Graduate students and postdoctoral researchers in the two departments have formed a Joint Safety Team (JST), which comprises 62 Laboratory Safety Officers (LSOs) and a number of interested graduate students from the two departments. The JST’s safety campaign focuses on four key areas—CARE:
The JST has developed a number of short-term and long-term recommendations for improving safety practices. These recommendations will act as a guidebook to improving the safety culture at the university.
“We identified areas of safety that needed improvement and devised a list of ways to address those areas,” said Kathryn “Kate” McGarry, a CHEM graduate student and chair of the JST Administrative Committee. “The JST will be working closely with our department chairs, personnel from the University’s Department of Environmental Health & Safety (DEHS), and members of Dow Chemical Company to implement these recommendations. Our motivation and actions hopefully will encourage the rest of our community to join us in establishing a better culture of safety,” she said.
The short-term recommendations will be implemented this fall. They include creating and posting new laboratory signs that emphasize PPE requirements, potential hazards in the lab, and guidelines on how to make the laboratories safer places to conduct research.
“Safety Starts with U!” posters will be created and strategically posted in the departments.
“It's important for us to cultivate a culture of safety here at the U,” said Brian Merritt, a CEMS graduate student and chair of the JST Public Relations Committee. “This effort began with the DOW partnership, and is continuing now with our safety campaign. These posters are the first step in establishing the importance of a safe environment,” he said.
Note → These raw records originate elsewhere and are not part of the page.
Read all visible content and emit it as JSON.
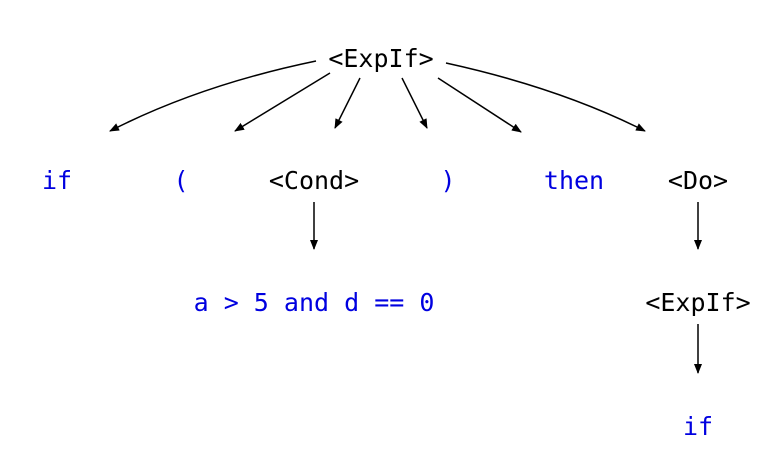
{
  "tree": {
    "root": "<ExpIf>",
    "children": {
      "if": "if",
      "lparen": "(",
      "cond": "<Cond>",
      "rparen": ")",
      "then": "then",
      "do": "<Do>"
    },
    "cond_expansion": "a > 5 and d == 0",
    "do_expansion": {
      "expif": "<ExpIf>",
      "if": "if"
    }
  },
  "colors": {
    "nonterminal": "#000000",
    "terminal": "#0000e0",
    "edge": "#000000"
  }
}
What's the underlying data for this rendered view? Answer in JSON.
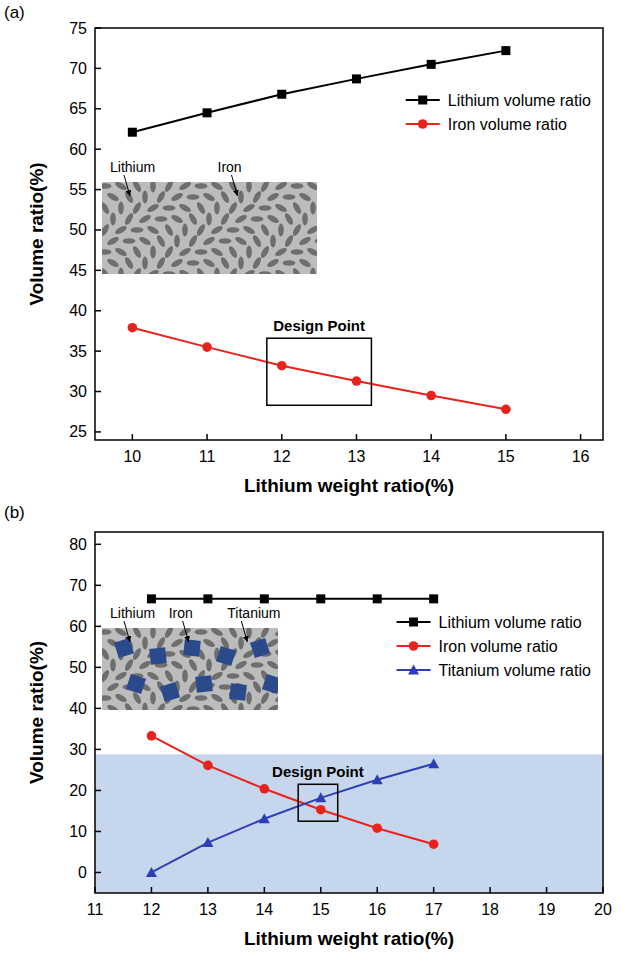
{
  "chart_data": [
    {
      "panel": "(a)",
      "type": "line",
      "x_label": "Lithium weight ratio(%)",
      "y_label": "Volume ratio(%)",
      "x": [
        10,
        11,
        12,
        13,
        14,
        15
      ],
      "series": [
        {
          "name": "Lithium volume ratio",
          "color": "#000000",
          "marker": "square",
          "values": [
            62.1,
            64.5,
            66.8,
            68.7,
            70.5,
            72.2
          ]
        },
        {
          "name": "Iron volume ratio",
          "color": "#e8231c",
          "marker": "circle",
          "values": [
            37.9,
            35.5,
            33.2,
            31.3,
            29.5,
            27.8
          ]
        }
      ],
      "xlim": [
        9.5,
        16.3
      ],
      "xticks": [
        10,
        11,
        12,
        13,
        14,
        15,
        16
      ],
      "ylim": [
        24,
        75
      ],
      "yticks": [
        25,
        30,
        35,
        40,
        45,
        50,
        55,
        60,
        65,
        70,
        75
      ],
      "legend": "upper right",
      "annotations": [
        {
          "text": "Design Point",
          "x": [
            11.8,
            13.2
          ],
          "y": [
            28.3,
            36.6
          ]
        }
      ],
      "inset": {
        "labels": [
          "Lithium",
          "Iron"
        ]
      }
    },
    {
      "panel": "(b)",
      "type": "line",
      "x_label": "Lithium weight ratio(%)",
      "y_label": "Volume ratio(%)",
      "x": [
        12,
        13,
        14,
        15,
        16,
        17
      ],
      "series": [
        {
          "name": "Lithium volume ratio",
          "color": "#000000",
          "marker": "square",
          "values": [
            66.7,
            66.7,
            66.7,
            66.7,
            66.7,
            66.7
          ]
        },
        {
          "name": "Iron volume ratio",
          "color": "#e8231c",
          "marker": "circle",
          "values": [
            33.3,
            26.1,
            20.4,
            15.3,
            10.8,
            6.9
          ]
        },
        {
          "name": "Titanium volume ratio",
          "color": "#2d3fb5",
          "marker": "triangle",
          "values": [
            0,
            7.3,
            13.1,
            18.2,
            22.6,
            26.5
          ]
        }
      ],
      "xlim": [
        11,
        20
      ],
      "xticks": [
        11,
        12,
        13,
        14,
        15,
        16,
        17,
        18,
        19,
        20
      ],
      "ylim": [
        -5,
        83
      ],
      "yticks": [
        0,
        10,
        20,
        30,
        40,
        50,
        60,
        70,
        80
      ],
      "legend": "upper right",
      "shaded_region": {
        "y": [
          -5,
          28.8
        ],
        "color": "#c6d6ec"
      },
      "annotations": [
        {
          "text": "Design Point",
          "x": [
            14.6,
            15.3
          ],
          "y": [
            12.5,
            21.5
          ]
        }
      ],
      "inset": {
        "labels": [
          "Lithium",
          "Iron",
          "Titanium"
        ]
      }
    }
  ]
}
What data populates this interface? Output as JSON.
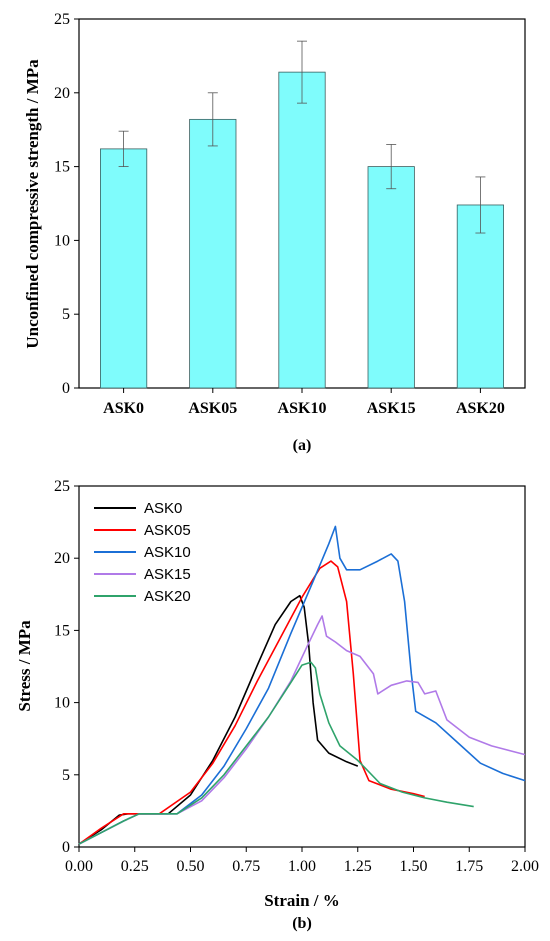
{
  "chart_data": [
    {
      "type": "bar",
      "panel_label": "(a)",
      "ylabel": "Unconfined compressive strength / MPa",
      "ylim": [
        0,
        25
      ],
      "yticks": [
        0,
        5,
        10,
        15,
        20,
        25
      ],
      "categories": [
        "ASK0",
        "ASK05",
        "ASK10",
        "ASK15",
        "ASK20"
      ],
      "values": [
        16.2,
        18.2,
        21.4,
        15.0,
        12.4
      ],
      "error": [
        1.2,
        1.8,
        2.1,
        1.5,
        1.9
      ],
      "bar_color": "#7ffcfc",
      "grid": false
    },
    {
      "type": "line",
      "panel_label": "(b)",
      "xlabel": "Strain / %",
      "ylabel": "Stress / MPa",
      "xlim": [
        0,
        2.0
      ],
      "ylim": [
        0,
        25
      ],
      "xticks": [
        "0.00",
        "0.25",
        "0.50",
        "0.75",
        "1.00",
        "1.25",
        "1.50",
        "1.75",
        "2.00"
      ],
      "yticks": [
        0,
        5,
        10,
        15,
        20,
        25
      ],
      "legend_position": "top-left",
      "grid": false,
      "series": [
        {
          "name": "ASK0",
          "color": "#000000",
          "points": [
            [
              0,
              0.2
            ],
            [
              0.1,
              1.2
            ],
            [
              0.18,
              2.2
            ],
            [
              0.22,
              2.3
            ],
            [
              0.4,
              2.3
            ],
            [
              0.5,
              3.6
            ],
            [
              0.6,
              6.0
            ],
            [
              0.7,
              9.0
            ],
            [
              0.8,
              12.6
            ],
            [
              0.88,
              15.4
            ],
            [
              0.95,
              17.0
            ],
            [
              0.99,
              17.4
            ],
            [
              1.01,
              16.6
            ],
            [
              1.03,
              14.0
            ],
            [
              1.05,
              10.0
            ],
            [
              1.07,
              7.4
            ],
            [
              1.12,
              6.5
            ],
            [
              1.2,
              5.9
            ],
            [
              1.25,
              5.6
            ]
          ]
        },
        {
          "name": "ASK05",
          "color": "#ff0000",
          "points": [
            [
              0,
              0.2
            ],
            [
              0.1,
              1.3
            ],
            [
              0.2,
              2.3
            ],
            [
              0.24,
              2.3
            ],
            [
              0.36,
              2.3
            ],
            [
              0.5,
              3.8
            ],
            [
              0.6,
              5.8
            ],
            [
              0.7,
              8.4
            ],
            [
              0.8,
              11.5
            ],
            [
              0.9,
              14.4
            ],
            [
              1.0,
              17.3
            ],
            [
              1.08,
              19.3
            ],
            [
              1.13,
              19.8
            ],
            [
              1.16,
              19.4
            ],
            [
              1.2,
              17.0
            ],
            [
              1.23,
              12.0
            ],
            [
              1.26,
              6.0
            ],
            [
              1.3,
              4.6
            ],
            [
              1.4,
              4.0
            ],
            [
              1.5,
              3.7
            ],
            [
              1.55,
              3.5
            ]
          ]
        },
        {
          "name": "ASK10",
          "color": "#1b6fd6",
          "points": [
            [
              0,
              0.2
            ],
            [
              0.1,
              1.0
            ],
            [
              0.2,
              1.8
            ],
            [
              0.27,
              2.3
            ],
            [
              0.44,
              2.3
            ],
            [
              0.55,
              3.6
            ],
            [
              0.65,
              5.6
            ],
            [
              0.75,
              8.2
            ],
            [
              0.85,
              11.0
            ],
            [
              0.95,
              14.8
            ],
            [
              1.05,
              18.4
            ],
            [
              1.12,
              21.0
            ],
            [
              1.15,
              22.2
            ],
            [
              1.17,
              20.0
            ],
            [
              1.2,
              19.2
            ],
            [
              1.26,
              19.2
            ],
            [
              1.34,
              19.8
            ],
            [
              1.4,
              20.3
            ],
            [
              1.43,
              19.8
            ],
            [
              1.46,
              17.0
            ],
            [
              1.49,
              12.0
            ],
            [
              1.51,
              9.4
            ],
            [
              1.6,
              8.6
            ],
            [
              1.7,
              7.2
            ],
            [
              1.8,
              5.8
            ],
            [
              1.9,
              5.1
            ],
            [
              2.0,
              4.6
            ]
          ]
        },
        {
          "name": "ASK15",
          "color": "#b07ae8",
          "points": [
            [
              0,
              0.2
            ],
            [
              0.1,
              1.0
            ],
            [
              0.2,
              1.8
            ],
            [
              0.27,
              2.3
            ],
            [
              0.44,
              2.3
            ],
            [
              0.55,
              3.2
            ],
            [
              0.65,
              4.8
            ],
            [
              0.75,
              6.8
            ],
            [
              0.85,
              9.0
            ],
            [
              0.95,
              11.5
            ],
            [
              1.02,
              13.8
            ],
            [
              1.07,
              15.4
            ],
            [
              1.09,
              16.0
            ],
            [
              1.11,
              14.6
            ],
            [
              1.15,
              14.2
            ],
            [
              1.2,
              13.6
            ],
            [
              1.26,
              13.2
            ],
            [
              1.32,
              12.0
            ],
            [
              1.34,
              10.6
            ],
            [
              1.4,
              11.2
            ],
            [
              1.47,
              11.5
            ],
            [
              1.52,
              11.4
            ],
            [
              1.55,
              10.6
            ],
            [
              1.6,
              10.8
            ],
            [
              1.65,
              8.8
            ],
            [
              1.75,
              7.6
            ],
            [
              1.85,
              7.0
            ],
            [
              2.0,
              6.4
            ]
          ]
        },
        {
          "name": "ASK20",
          "color": "#2fa36b",
          "points": [
            [
              0,
              0.2
            ],
            [
              0.1,
              1.0
            ],
            [
              0.2,
              1.8
            ],
            [
              0.27,
              2.3
            ],
            [
              0.44,
              2.3
            ],
            [
              0.55,
              3.4
            ],
            [
              0.65,
              5.0
            ],
            [
              0.75,
              7.0
            ],
            [
              0.85,
              9.0
            ],
            [
              0.95,
              11.4
            ],
            [
              1.0,
              12.6
            ],
            [
              1.04,
              12.8
            ],
            [
              1.06,
              12.4
            ],
            [
              1.08,
              10.6
            ],
            [
              1.12,
              8.6
            ],
            [
              1.17,
              7.0
            ],
            [
              1.25,
              6.0
            ],
            [
              1.35,
              4.4
            ],
            [
              1.45,
              3.8
            ],
            [
              1.55,
              3.4
            ],
            [
              1.65,
              3.1
            ],
            [
              1.77,
              2.8
            ]
          ]
        }
      ]
    }
  ]
}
Other plans include conducting Safety Moments at the start of all departmental seminars and group meetings; publishing Safety Notes in the departments’ weekly email newsletters; conducting the first-ever departmental cleanup week; writing, evaluating, and sharing laboratory-specific safe operating procedures; and sending monthly emails on safety learning experiences.
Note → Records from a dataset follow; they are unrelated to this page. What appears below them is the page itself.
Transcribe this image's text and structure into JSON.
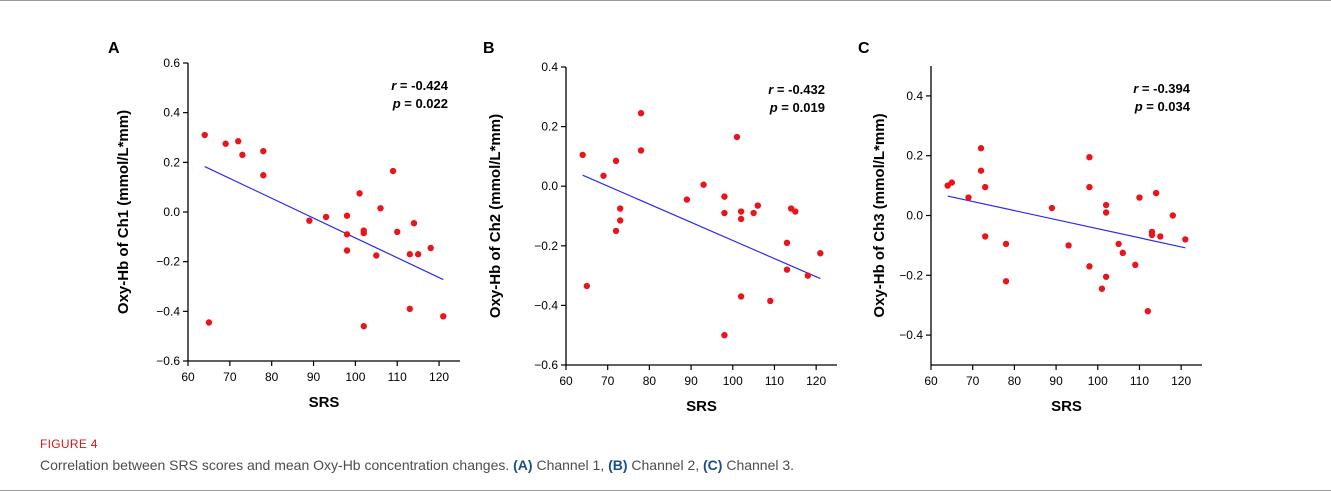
{
  "figure": {
    "label": "FIGURE 4",
    "caption_intro": "Correlation between SRS scores and mean Oxy-Hb concentration changes.",
    "caption_a_tag": "(A)",
    "caption_a_text": " Channel 1, ",
    "caption_b_tag": "(B)",
    "caption_b_text": " Channel 2, ",
    "caption_c_tag": "(C)",
    "caption_c_text": " Channel 3."
  },
  "colors": {
    "points": "#e8161c",
    "fit_line": "#2a2af0",
    "axes": "#000000"
  },
  "chart_data": [
    {
      "type": "scatter",
      "panel": "A",
      "xlabel": "SRS",
      "ylabel": "Oxy-Hb of Ch1 (mmol/L*mm)",
      "xlim": [
        60,
        125
      ],
      "ylim": [
        -0.6,
        0.6
      ],
      "xticks": [
        "60",
        "70",
        "80",
        "90",
        "100",
        "110",
        "120"
      ],
      "yticks": [
        "−0.6",
        "−0.4",
        "−0.2",
        "0.0",
        "0.2",
        "0.4",
        "0.6"
      ],
      "yticks_values": [
        -0.6,
        -0.4,
        -0.2,
        0.0,
        0.2,
        0.4,
        0.6
      ],
      "stats": {
        "r": "r = -0.424",
        "p": "p = 0.022"
      },
      "fit": [
        [
          64,
          0.183
        ],
        [
          121,
          -0.272
        ]
      ],
      "points": [
        [
          64,
          0.31
        ],
        [
          65,
          -0.445
        ],
        [
          69,
          0.275
        ],
        [
          72,
          0.285
        ],
        [
          73,
          0.23
        ],
        [
          78,
          0.245
        ],
        [
          78,
          0.148
        ],
        [
          89,
          -0.035
        ],
        [
          93,
          -0.02
        ],
        [
          98,
          -0.015
        ],
        [
          98,
          -0.09
        ],
        [
          98,
          -0.155
        ],
        [
          101,
          0.075
        ],
        [
          102,
          -0.085
        ],
        [
          102,
          -0.075
        ],
        [
          102,
          -0.46
        ],
        [
          105,
          -0.175
        ],
        [
          106,
          0.015
        ],
        [
          109,
          0.165
        ],
        [
          110,
          -0.08
        ],
        [
          113,
          -0.17
        ],
        [
          113,
          -0.39
        ],
        [
          114,
          -0.045
        ],
        [
          115,
          -0.17
        ],
        [
          118,
          -0.145
        ],
        [
          121,
          -0.42
        ]
      ]
    },
    {
      "type": "scatter",
      "panel": "B",
      "xlabel": "SRS",
      "ylabel": "Oxy-Hb of Ch2 (mmol/L*mm)",
      "xlim": [
        60,
        125
      ],
      "ylim": [
        -0.6,
        0.4
      ],
      "xticks": [
        "60",
        "70",
        "80",
        "90",
        "100",
        "110",
        "120"
      ],
      "yticks": [
        "−0.6",
        "−0.4",
        "−0.2",
        "0.0",
        "0.2",
        "0.4"
      ],
      "yticks_values": [
        -0.6,
        -0.4,
        -0.2,
        0.0,
        0.2,
        0.4
      ],
      "stats": {
        "r": "r = -0.432",
        "p": "p = 0.019"
      },
      "fit": [
        [
          64,
          0.037
        ],
        [
          121,
          -0.31
        ]
      ],
      "points": [
        [
          64,
          0.105
        ],
        [
          65,
          -0.335
        ],
        [
          69,
          0.035
        ],
        [
          72,
          0.085
        ],
        [
          72,
          -0.15
        ],
        [
          73,
          -0.075
        ],
        [
          73,
          -0.115
        ],
        [
          78,
          0.245
        ],
        [
          78,
          0.12
        ],
        [
          89,
          -0.045
        ],
        [
          93,
          0.005
        ],
        [
          98,
          -0.035
        ],
        [
          98,
          -0.09
        ],
        [
          98,
          -0.5
        ],
        [
          101,
          0.165
        ],
        [
          102,
          -0.085
        ],
        [
          102,
          -0.11
        ],
        [
          102,
          -0.37
        ],
        [
          105,
          -0.09
        ],
        [
          106,
          -0.065
        ],
        [
          109,
          -0.385
        ],
        [
          113,
          -0.19
        ],
        [
          113,
          -0.28
        ],
        [
          114,
          -0.075
        ],
        [
          115,
          -0.085
        ],
        [
          118,
          -0.3
        ],
        [
          121,
          -0.225
        ]
      ]
    },
    {
      "type": "scatter",
      "panel": "C",
      "xlabel": "SRS",
      "ylabel": "Oxy-Hb of Ch3 (mmol/L*mm)",
      "xlim": [
        60,
        125
      ],
      "ylim": [
        -0.5,
        0.5
      ],
      "xticks": [
        "60",
        "70",
        "80",
        "90",
        "100",
        "110",
        "120"
      ],
      "yticks": [
        "−0.4",
        "−0.2",
        "0.0",
        "0.2",
        "0.4"
      ],
      "yticks_values": [
        -0.4,
        -0.2,
        0.0,
        0.2,
        0.4
      ],
      "stats": {
        "r": "r = -0.394",
        "p": "p = 0.034"
      },
      "fit": [
        [
          64,
          0.065
        ],
        [
          121,
          -0.108
        ]
      ],
      "points": [
        [
          64,
          0.1
        ],
        [
          65,
          0.11
        ],
        [
          69,
          0.06
        ],
        [
          72,
          0.225
        ],
        [
          72,
          0.15
        ],
        [
          73,
          0.095
        ],
        [
          73,
          -0.07
        ],
        [
          78,
          -0.095
        ],
        [
          78,
          -0.22
        ],
        [
          89,
          0.025
        ],
        [
          93,
          -0.1
        ],
        [
          98,
          0.195
        ],
        [
          98,
          0.095
        ],
        [
          98,
          -0.17
        ],
        [
          101,
          -0.245
        ],
        [
          102,
          0.035
        ],
        [
          102,
          0.01
        ],
        [
          102,
          -0.205
        ],
        [
          105,
          -0.095
        ],
        [
          106,
          -0.125
        ],
        [
          109,
          -0.165
        ],
        [
          110,
          0.06
        ],
        [
          112,
          -0.32
        ],
        [
          113,
          -0.065
        ],
        [
          113,
          -0.055
        ],
        [
          114,
          0.075
        ],
        [
          115,
          -0.07
        ],
        [
          118,
          0.0
        ],
        [
          121,
          -0.08
        ]
      ]
    }
  ]
}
Long-term, the JST will focus on maintaining the safety campaign.
“This campaign addresses the need to improve the culture of safety in our laboratories in proactive, collaborative, and direct ways,” said Professor William Tolman, chair of the Department of Chemistry. “The fact that it is being led by the graduate students and postdoctoral researchers is terrific. Their energy and creative ideas are already having a profound impact,” he said.
What is learned in this pilot project could be shared across the university.
“The Department of Environmental Health and Safety is committed to learning from this innovative program and sharing what we have learned from this experience with others across the campus,” said Craig Moody, director of the DEHS. “The students involved in this program should be very proud in knowing they will have an impact on the health and safety of thousands of students and staff in the years to come.”
The JST’s kickoff for its safety campaign is planned for 4 p.m. Monday, September 24, in 100 Smith Hall. This is an opportunity to learn more about the campaign, the partnership with Dow Chemical Company, and plans for improving and sustaining the safety culture in the departments. Refreshments will follow in the Smith Hall lobby where there also will be a number of educational booths. There will be an opportunity for students to win personal protection equipment. All faculty, graduate students, and post doctorates are invited to attend.
Kathryn "Kate" McGarry, a graduate student in the Department of Chemistry and chair of the Joint Safety Team Administrative Committee, demonstrates how hoods and protective glass are important safety features that need to be used appropriately in laboratories, as is wearing personal protective equipment.